When asking the former Cardinals draft choice what advice he gives to young men who say they want to play in the NFL, he said, “I tell them it is a possibility if they are willing to put in the work. They cannot waste time, and they have to get things done. I tell them they have to work to put themselves in that reality that they want.”
While Wells is most known for his role in athletics, something to keep in mind is despite leaving Clarion without a degree, he studied and completed his undergraduate degree in communications alongside his father in 2008.
“This was one of the biggest moments of my life. I chose not to waste time and get the degree as soon as I could. Doing that together ranks at the top of all-time moments for the Wells family.”

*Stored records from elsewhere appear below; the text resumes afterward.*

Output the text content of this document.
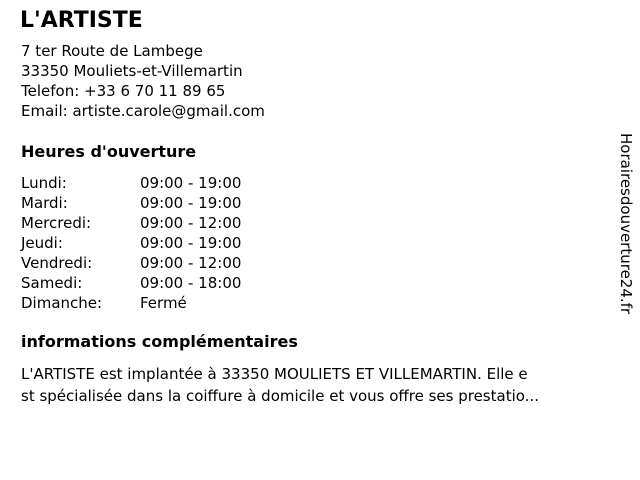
L'ARTISTE
7 ter Route de Lambege
33350 Mouliets-et-Villemartin
Telefon: +33 6 70 11 89 65
Email: artiste.carole@gmail.com
Heures d'ouverture
Lundi:	09:00 - 19:00
Mardi:	09:00 - 19:00
Mercredi:	09:00 - 12:00
Jeudi:	09:00 - 19:00
Vendredi:	09:00 - 12:00
Samedi:	09:00 - 18:00
Dimanche:	Fermé
informations complémentaires
L'ARTISTE est implantée à 33350 MOULIETS ET VILLEMARTIN. Elle e
st spécialisée dans la coiffure à domicile et vous offre ses prestatio...
Horairesdouverture24.fr
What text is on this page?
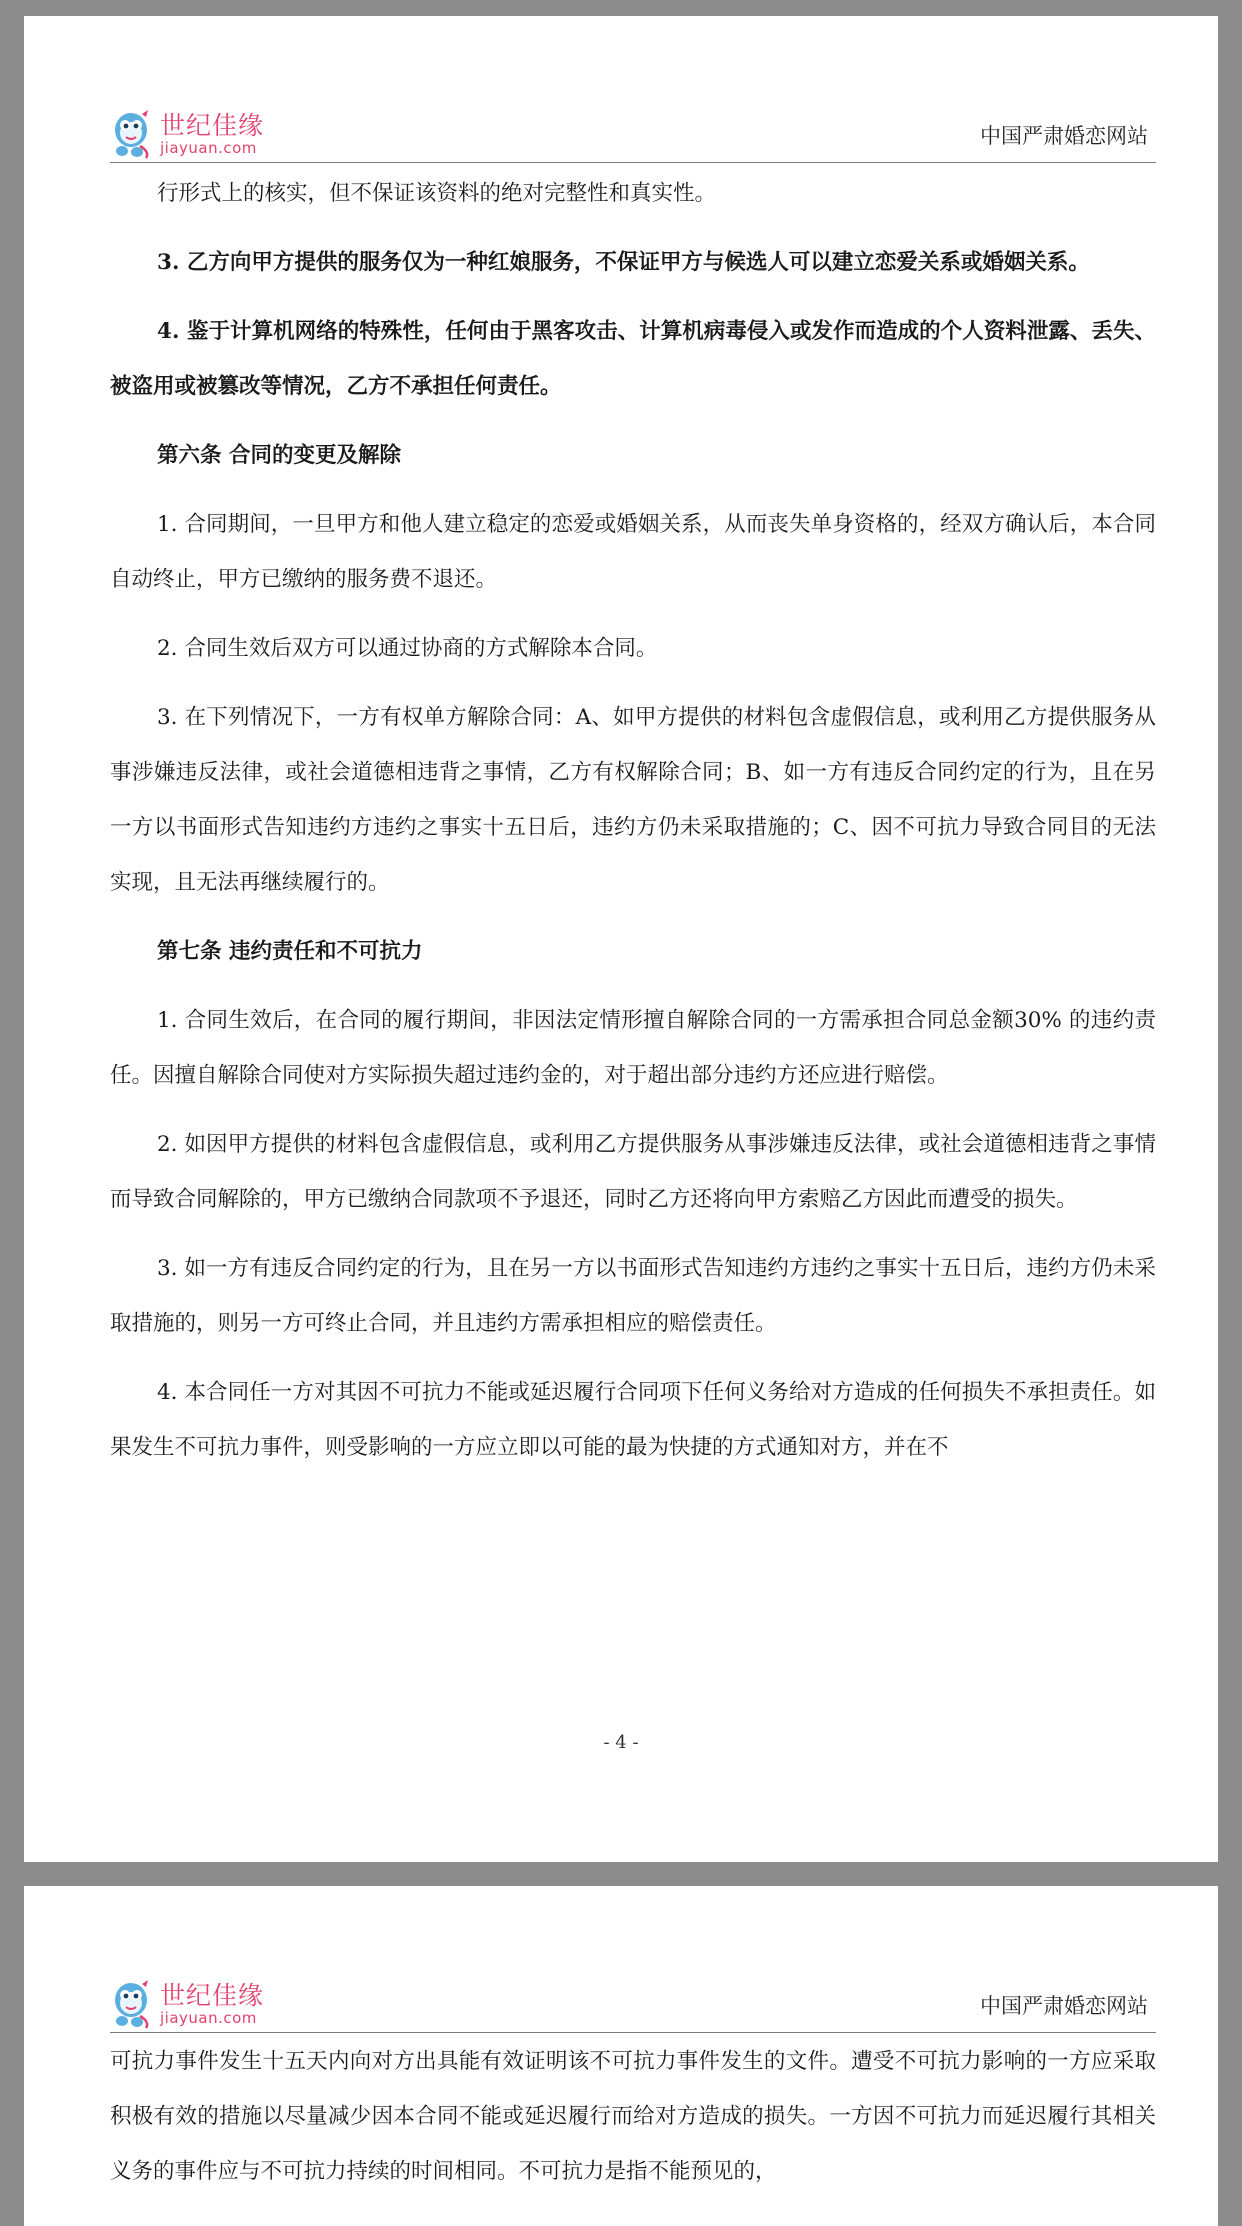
世纪佳缘
jiayuan.com	中国严肃婚恋网站

行形式上的核实，但不保证该资料的绝对完整性和真实性。

3. 乙方向甲方提供的服务仅为一种红娘服务，不保证甲方与候选人可以建立恋爱关系或婚姻关系。

4. 鉴于计算机网络的特殊性，任何由于黑客攻击、计算机病毒侵入或发作而造成的个人资料泄露、丢失、被盗用或被篡改等情况，乙方不承担任何责任。

第六条 合同的变更及解除

1. 合同期间，一旦甲方和他人建立稳定的恋爱或婚姻关系，从而丧失单身资格的，经双方确认后，本合同自动终止，甲方已缴纳的服务费不退还。

2. 合同生效后双方可以通过协商的方式解除本合同。

3. 在下列情况下，一方有权单方解除合同：A、如甲方提供的材料包含虚假信息，或利用乙方提供服务从事涉嫌违反法律，或社会道德相违背之事情，乙方有权解除合同；B、如一方有违反合同约定的行为，且在另一方以书面形式告知违约方违约之事实十五日后，违约方仍未采取措施的；C、因不可抗力导致合同目的无法实现，且无法再继续履行的。

第七条 违约责任和不可抗力

1. 合同生效后，在合同的履行期间，非因法定情形擅自解除合同的一方需承担合同总金额30% 的违约责任。因擅自解除合同使对方实际损失超过违约金的，对于超出部分违约方还应进行赔偿。

2. 如因甲方提供的材料包含虚假信息，或利用乙方提供服务从事涉嫌违反法律，或社会道德相违背之事情而导致合同解除的，甲方已缴纳合同款项不予退还，同时乙方还将向甲方索赔乙方因此而遭受的损失。

3. 如一方有违反合同约定的行为，且在另一方以书面形式告知违约方违约之事实十五日后，违约方仍未采取措施的，则另一方可终止合同，并且违约方需承担相应的赔偿责任。

4. 本合同任一方对其因不可抗力不能或延迟履行合同项下任何义务给对方造成的任何损失不承担责任。如果发生不可抗力事件，则受影响的一方应立即以可能的最为快捷的方式通知对方，并在不

- 4 -
世纪佳缘
jiayuan.com	中国严肃婚恋网站

可抗力事件发生十五天内向对方出具能有效证明该不可抗力事件发生的文件。遭受不可抗力影响的一方应采取积极有效的措施以尽量减少因本合同不能或延迟履行而给对方造成的损失。一方因不可抗力而延迟履行其相关义务的事件应与不可抗力持续的时间相同。不可抗力是指不能预见的，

Wells will always be a member of the Clarion University Athletics family and cemented his name in more Clarion history when he was elected into the Golden Eagles Athletic Hall of Fame in 2012. As of now, he and his father are the only father-son duo to both be selected into the Clarion Athletics Hall of Fame.
Now in 2021 with his family and his players by his side, Wells continues to make an impact in the game that he loves. It is not a story finished, but a new chapter for Wells as he adds college football coach to an already incredible resume. This is not the last time anyone will be seeing his name when it comes to football as his journey in coaching is just getting started.